Growing pains

Durham residents unhappy about proposed development

Brenda McLaughlin is opposed to the development of a 139-home senior living complex in this almond orchard east of Durham.

Brenda McLaughlin is opposed to the development of a 139-home senior living complex in this almond orchard east of Durham.

Photo by Ken Smith

Brenda McLaughlin has lived in Durham since her family settled on a ranch on Jones Avenue in the 1960s, when she was in first grade. After graduating from Durham High School, she got married and bought a house near the town’s center, where she and her husband raised a son, Noah.

“My graduating class had 69 students in it, and I’d gone to school since first grade with more than 50 of them,” she said during a recent driving tour of the small community. “When my son graduated years later, his class was about the same size, and the school hasn’t grown much more since.”

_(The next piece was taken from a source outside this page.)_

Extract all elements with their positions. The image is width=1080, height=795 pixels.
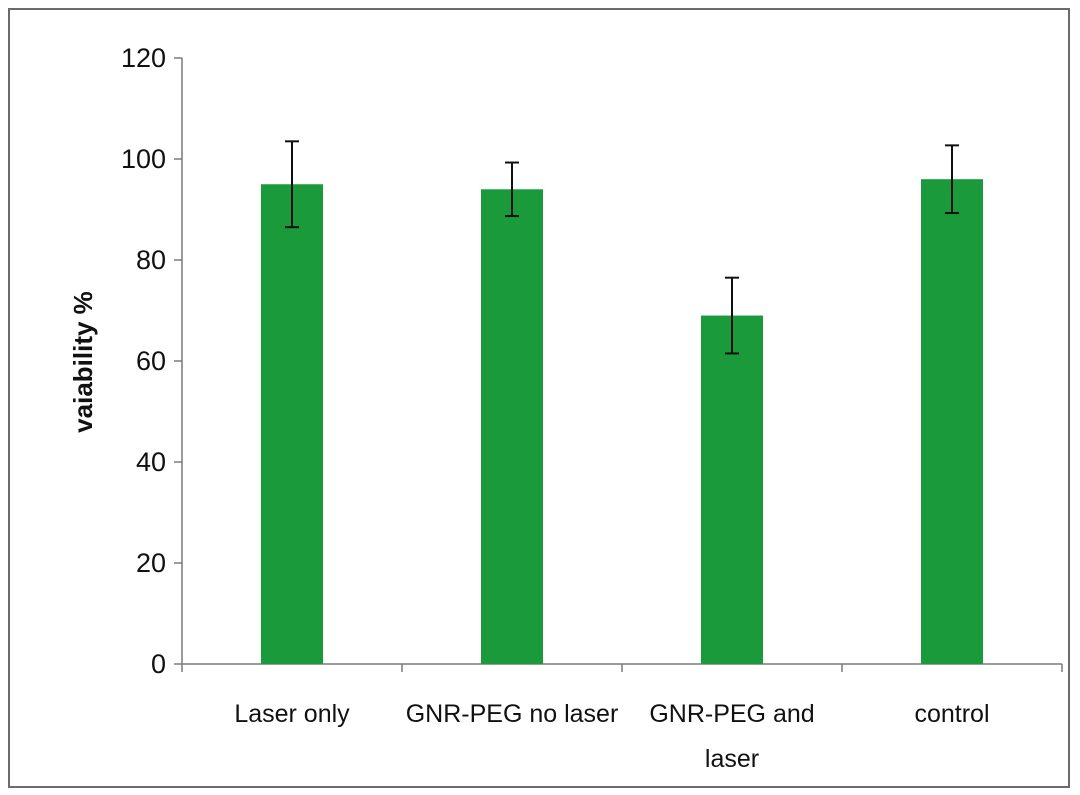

McLaughlin was explaining her favorite qualities about Durham, using her experiences with area schools to emphasize the town’s status as a “small, social, tight-knit community where people know each other” and enjoy the slow-moving, agriculture-based lifestyle.

“Not much has changed here at all, really … except the traffic,” she said.

However, McLaughlin and other residents fear that the area’s rural character is threatened by the Durham Villas project, a 139-unit planned senior community proposed on a 118-acre parcel east of town owned by Bud Keeney. The project includes a lot for Keeney’s home, a small park, community center, and some area for commercial activity. It is currently the site of almond orchards, and 67 acres of the existing orchard would remain.

Keeney initially submitted an application to develop the land in 2010, and the project was given a negative recommendation by the Butte County Planning Commission in 2012. The Board of Supervisors asked Keeney in December of that year to prepare an environmental impact report and return when it was ready for review. Some community members expressed opposition to the project then—a MoveOn.org petition to rally opponents from 2012 is still online—but there has been little public movement until recently.

Prompted by the groundbreaking of a Dollar General store currently being built at the intersection of Durham-Dayton Highway and the Midway, in November McLaughlin began contacting county planning staff and the area’s county supervisor, Steve Lambert, to find out more about the new construction and the status of Durham Villas. The Dollar General project has likewise provoked concern from residents, and McLaughlin spread word the housing project was again moving forward, with an EIR expected to be completed in the next few weeks.

By phone Tuesday, Lambert said he realized a portion of the town’s population was uninformed about new developments and other issues in the community, so he organized ongoing monthly community meetings at the Durham Memorial Hall. He said concerns about the Durham Villas development dominated the first two gatherings, in February and March, and that he hopes conversation at the next meeting, on Wednesday, April 13, will focus on other issues.

That’s not likely as word of the proposed development continues to spread. In addition to threatening the character of Durham, opponents say there are several other problems with the proposal, including water issues, lack of sewer infrastructure in Durham (all homes use septic tanks), the impact on traffic and schools and that the proposed community lies on a flood plain.

Opponents further say the development doesn’t fit the Durham-Dayton-Nelson Plan (known as the D2N). The D2N is part of the county’s general plan dealing with development and environmental goals in those areas. McLaughlin, who currently serves as a trustee on the county’s board of education, was a member of the committee that developed the D2N in the 1990s.

“A large component of that plan is to protect this area as agricultural land, and this project in no way agrees with that objective,” she said. “The plan prescribes development in Durham’s core area, but not further out into the farmland.”

The site of the proposed project is zoned very low density residential with 1-acre parcels. The development was granted a 20 percent “density bonus” as a senior community. According to state law, developers can obtain up to a 35 percent increase in the density of housing allowed by local zoning regulations if they provide senior or low-income housing.

Gretchen Rabo-Bender, who started an opposition group and Facebook page called STOP the Durham Villas Development in February, said she believes the density boost is being exploited to allow the property owner to develop more units.

“Those rules are meant to prevent urban sprawl in metropolitan areas and give developers the incentive to create housing for people from marginalized groups, like seniors,” she said. “They were never intended to bring high-density developments to rural areas.”

Lambert noted the development is still in the early stages. After the EIR is submitted, it will appear before the Planning Commission and Board of Supervisors, with public hearings at each step.

A spokeswoman for the project, Kendall Flint, said she believes the development will be good for the community and countered some of the opponents’ complaints. For example, she said the housing might have less of an impact on Durham’s water supply than water-intensive almond orchards.

She also said Keeney is merely exercising his rights as a property owner by pursuing his development options, noting that the density bonus and other details opponents have taken exception with are common, legal practices.

“At this point we’re in the middle of the process,” she said. “We don’t have an approved project yet, but Bud certainly has the right to move through the approval process until its end. It is 100 percent within his rights as a property owner to make this application and proceed, and nothing he has done is not allowed by current policies.”